#1 Clinical Trials Search in Europe

Comparing nerve block methods with ropivacaine and epinephrine for pain relief in patients undergoing total knee replacement surgery for knee osteoarthritis

1 1 1 1

What is this study about?

This study involves patients who are having surgery to replace their knee joint, a procedure called total knee replacement, which is done to treat knee osteoarthritis. Knee osteoarthritis is a condition where the protective cartilage in the knee wears down over time, causing pain and stiffness. The study will use different types of nerve blocks, which are injections given near nerves to reduce pain after surgery. The medications being used are ropivacaine hydrochloride, which is a local pain-relieving medicine that numbs the area, and epinephrine, which is a substance that helps the pain medicine work longer. These medications will be given through injections near the nerves around the knee.

The purpose of the study is to compare two different methods of blocking pain to see which one works better for patients after knee replacement surgery. One method involves blocking the genicular nerves, which are small nerves around the knee joint. The other method combines two types of blocks: one called the adductor canal block, which numbs nerves in a passage on the inner side of the thigh, and another called the IPACK block, which stands for infiltration between the popliteal artery and the capsule of the knee, targeting the back of the knee. The study will measure pain levels using a scale where patients rate their pain from zero to ten, with zero being no pain and ten being the worst pain imaginable.
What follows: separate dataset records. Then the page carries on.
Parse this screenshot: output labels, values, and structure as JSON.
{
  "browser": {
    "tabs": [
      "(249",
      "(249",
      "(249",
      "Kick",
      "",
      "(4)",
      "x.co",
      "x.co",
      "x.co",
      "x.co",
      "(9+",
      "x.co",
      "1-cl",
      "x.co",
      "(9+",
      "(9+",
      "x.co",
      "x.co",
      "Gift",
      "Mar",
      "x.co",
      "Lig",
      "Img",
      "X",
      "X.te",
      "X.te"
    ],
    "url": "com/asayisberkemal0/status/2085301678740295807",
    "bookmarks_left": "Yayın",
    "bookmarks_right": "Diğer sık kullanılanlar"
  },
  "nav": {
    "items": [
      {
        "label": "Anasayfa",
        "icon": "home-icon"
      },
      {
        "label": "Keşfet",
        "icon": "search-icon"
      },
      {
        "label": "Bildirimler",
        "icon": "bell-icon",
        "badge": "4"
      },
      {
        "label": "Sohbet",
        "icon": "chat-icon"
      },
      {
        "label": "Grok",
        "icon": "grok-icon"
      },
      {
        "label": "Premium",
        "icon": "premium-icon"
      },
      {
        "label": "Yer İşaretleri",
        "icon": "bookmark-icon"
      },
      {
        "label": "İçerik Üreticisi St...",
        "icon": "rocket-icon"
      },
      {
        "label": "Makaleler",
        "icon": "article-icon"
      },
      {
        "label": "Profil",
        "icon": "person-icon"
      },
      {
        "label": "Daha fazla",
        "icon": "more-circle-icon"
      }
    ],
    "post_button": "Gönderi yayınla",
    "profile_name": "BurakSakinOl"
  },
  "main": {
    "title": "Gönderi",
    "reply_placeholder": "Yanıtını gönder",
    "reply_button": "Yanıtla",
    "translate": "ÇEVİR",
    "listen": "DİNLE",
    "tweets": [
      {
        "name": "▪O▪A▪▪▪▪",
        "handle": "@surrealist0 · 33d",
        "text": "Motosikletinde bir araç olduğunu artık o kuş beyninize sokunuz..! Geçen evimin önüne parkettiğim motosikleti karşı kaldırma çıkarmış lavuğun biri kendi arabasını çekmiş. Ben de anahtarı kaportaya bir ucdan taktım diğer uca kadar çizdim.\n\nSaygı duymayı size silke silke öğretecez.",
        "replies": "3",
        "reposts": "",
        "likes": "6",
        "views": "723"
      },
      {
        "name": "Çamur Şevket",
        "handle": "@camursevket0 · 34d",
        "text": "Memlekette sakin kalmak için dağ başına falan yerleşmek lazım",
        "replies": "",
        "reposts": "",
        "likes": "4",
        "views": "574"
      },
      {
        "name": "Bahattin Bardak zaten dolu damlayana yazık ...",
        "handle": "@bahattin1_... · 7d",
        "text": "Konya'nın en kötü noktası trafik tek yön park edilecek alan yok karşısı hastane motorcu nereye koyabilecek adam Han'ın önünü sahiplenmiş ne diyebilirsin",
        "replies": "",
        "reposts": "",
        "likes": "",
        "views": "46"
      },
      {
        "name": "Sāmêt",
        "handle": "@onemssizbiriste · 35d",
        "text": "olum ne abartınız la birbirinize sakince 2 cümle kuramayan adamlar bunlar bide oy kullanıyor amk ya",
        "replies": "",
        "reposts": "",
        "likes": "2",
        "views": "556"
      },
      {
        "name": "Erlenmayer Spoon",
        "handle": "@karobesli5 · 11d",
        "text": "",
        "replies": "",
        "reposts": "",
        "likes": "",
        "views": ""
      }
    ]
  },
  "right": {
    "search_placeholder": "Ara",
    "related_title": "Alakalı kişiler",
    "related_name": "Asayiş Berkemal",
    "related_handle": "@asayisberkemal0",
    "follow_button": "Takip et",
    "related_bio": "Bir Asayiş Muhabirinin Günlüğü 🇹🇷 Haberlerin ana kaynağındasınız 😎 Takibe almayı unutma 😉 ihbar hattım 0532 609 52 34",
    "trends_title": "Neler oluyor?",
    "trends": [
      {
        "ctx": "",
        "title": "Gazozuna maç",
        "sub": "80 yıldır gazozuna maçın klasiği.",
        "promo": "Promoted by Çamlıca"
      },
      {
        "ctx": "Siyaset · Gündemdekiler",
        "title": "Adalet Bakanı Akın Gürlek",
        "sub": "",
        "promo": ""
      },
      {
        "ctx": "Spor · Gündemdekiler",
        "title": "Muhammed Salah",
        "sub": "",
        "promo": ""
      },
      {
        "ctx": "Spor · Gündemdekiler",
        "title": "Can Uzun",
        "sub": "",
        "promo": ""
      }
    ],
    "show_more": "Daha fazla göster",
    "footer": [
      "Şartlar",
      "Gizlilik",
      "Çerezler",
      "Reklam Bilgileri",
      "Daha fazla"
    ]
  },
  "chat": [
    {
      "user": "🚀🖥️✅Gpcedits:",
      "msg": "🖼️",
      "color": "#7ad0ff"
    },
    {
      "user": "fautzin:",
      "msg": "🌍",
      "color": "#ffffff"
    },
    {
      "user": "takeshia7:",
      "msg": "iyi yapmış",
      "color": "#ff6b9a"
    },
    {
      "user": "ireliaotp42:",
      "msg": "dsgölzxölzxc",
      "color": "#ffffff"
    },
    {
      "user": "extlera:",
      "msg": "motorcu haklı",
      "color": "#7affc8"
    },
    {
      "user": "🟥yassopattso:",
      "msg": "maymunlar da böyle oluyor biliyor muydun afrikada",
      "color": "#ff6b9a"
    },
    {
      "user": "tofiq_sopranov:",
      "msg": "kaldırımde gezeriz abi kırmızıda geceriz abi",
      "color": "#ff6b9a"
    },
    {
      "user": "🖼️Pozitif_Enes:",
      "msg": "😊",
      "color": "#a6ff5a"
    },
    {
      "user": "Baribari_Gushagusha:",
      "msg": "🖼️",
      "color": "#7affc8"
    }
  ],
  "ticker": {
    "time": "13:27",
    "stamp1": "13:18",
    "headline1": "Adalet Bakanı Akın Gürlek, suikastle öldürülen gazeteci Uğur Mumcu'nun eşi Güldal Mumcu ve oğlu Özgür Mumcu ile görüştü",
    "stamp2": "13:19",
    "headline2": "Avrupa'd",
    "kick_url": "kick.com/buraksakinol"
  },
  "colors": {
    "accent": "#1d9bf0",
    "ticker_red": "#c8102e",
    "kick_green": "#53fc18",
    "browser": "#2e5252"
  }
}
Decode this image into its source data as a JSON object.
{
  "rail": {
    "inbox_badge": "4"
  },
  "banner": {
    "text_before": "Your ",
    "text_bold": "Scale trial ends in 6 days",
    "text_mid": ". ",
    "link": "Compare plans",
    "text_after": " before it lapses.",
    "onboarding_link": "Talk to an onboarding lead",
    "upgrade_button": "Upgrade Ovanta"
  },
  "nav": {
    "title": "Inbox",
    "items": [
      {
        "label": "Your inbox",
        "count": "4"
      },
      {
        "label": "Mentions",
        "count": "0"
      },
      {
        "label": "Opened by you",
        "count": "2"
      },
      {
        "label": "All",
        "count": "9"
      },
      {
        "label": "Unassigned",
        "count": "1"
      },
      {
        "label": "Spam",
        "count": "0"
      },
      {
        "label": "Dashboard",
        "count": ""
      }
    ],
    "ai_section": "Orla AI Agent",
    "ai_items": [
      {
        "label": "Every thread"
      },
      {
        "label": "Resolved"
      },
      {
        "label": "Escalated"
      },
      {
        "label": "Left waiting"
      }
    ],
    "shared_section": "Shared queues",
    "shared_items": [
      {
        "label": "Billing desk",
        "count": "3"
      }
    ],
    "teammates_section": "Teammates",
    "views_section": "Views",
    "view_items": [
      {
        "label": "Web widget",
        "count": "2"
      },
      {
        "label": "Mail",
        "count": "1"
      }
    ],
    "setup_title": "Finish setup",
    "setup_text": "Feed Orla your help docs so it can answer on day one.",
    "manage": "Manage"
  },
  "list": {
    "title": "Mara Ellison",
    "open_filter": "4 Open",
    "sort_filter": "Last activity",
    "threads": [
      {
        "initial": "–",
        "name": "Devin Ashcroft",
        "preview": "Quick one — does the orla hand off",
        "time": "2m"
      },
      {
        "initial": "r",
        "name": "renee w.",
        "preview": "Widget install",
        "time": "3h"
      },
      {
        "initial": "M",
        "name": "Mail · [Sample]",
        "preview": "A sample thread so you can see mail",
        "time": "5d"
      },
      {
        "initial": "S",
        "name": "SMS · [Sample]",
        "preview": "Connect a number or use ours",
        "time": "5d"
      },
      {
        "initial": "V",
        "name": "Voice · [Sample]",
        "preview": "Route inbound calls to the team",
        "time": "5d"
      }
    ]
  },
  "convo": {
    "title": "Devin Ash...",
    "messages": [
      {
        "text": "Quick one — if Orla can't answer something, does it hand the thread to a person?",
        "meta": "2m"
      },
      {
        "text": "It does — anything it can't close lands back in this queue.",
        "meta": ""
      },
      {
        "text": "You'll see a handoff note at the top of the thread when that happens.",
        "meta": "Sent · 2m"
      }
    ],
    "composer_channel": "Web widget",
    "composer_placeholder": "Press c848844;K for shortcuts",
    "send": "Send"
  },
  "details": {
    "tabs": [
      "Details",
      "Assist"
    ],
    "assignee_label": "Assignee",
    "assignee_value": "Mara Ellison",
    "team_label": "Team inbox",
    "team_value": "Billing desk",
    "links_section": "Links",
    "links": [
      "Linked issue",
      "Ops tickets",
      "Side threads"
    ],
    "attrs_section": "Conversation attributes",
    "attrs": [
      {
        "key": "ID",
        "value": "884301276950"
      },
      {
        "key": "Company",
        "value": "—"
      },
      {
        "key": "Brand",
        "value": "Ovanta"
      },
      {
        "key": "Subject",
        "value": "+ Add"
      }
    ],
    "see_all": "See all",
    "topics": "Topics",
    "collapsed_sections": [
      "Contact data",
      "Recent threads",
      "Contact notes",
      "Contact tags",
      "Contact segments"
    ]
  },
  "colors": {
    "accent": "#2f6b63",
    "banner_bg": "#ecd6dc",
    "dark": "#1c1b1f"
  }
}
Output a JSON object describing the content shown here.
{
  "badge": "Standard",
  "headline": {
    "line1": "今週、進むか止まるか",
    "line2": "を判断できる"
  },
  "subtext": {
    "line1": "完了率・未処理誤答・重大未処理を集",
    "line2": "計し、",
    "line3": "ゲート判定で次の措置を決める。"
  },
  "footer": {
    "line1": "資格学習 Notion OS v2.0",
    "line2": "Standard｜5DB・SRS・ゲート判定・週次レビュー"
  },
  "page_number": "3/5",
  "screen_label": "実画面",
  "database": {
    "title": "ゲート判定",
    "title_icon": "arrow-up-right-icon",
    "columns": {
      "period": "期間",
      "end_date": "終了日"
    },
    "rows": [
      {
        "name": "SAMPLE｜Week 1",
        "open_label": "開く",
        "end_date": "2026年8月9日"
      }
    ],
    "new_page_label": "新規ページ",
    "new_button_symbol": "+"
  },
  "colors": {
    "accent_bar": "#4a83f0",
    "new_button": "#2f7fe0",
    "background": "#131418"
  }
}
During the study, patients will receive one of these two pain-blocking methods before their knee replacement surgery. After the surgery, the study team will check how much pain patients feel at different times, including right after surgery, at twelve hours, at twenty-four hours during their first physical therapy session, and at forty-eight hours. The study will also look at how much additional pain medicine patients need, how well they can move their knee, and their overall recovery quality. The treatment with the nerve blocks happens once, on the day of surgery, and the total amount of medication given will not exceed seventy milligrams of ropivacaine hydrochloride and three hundred fifty micrograms of epinephrine.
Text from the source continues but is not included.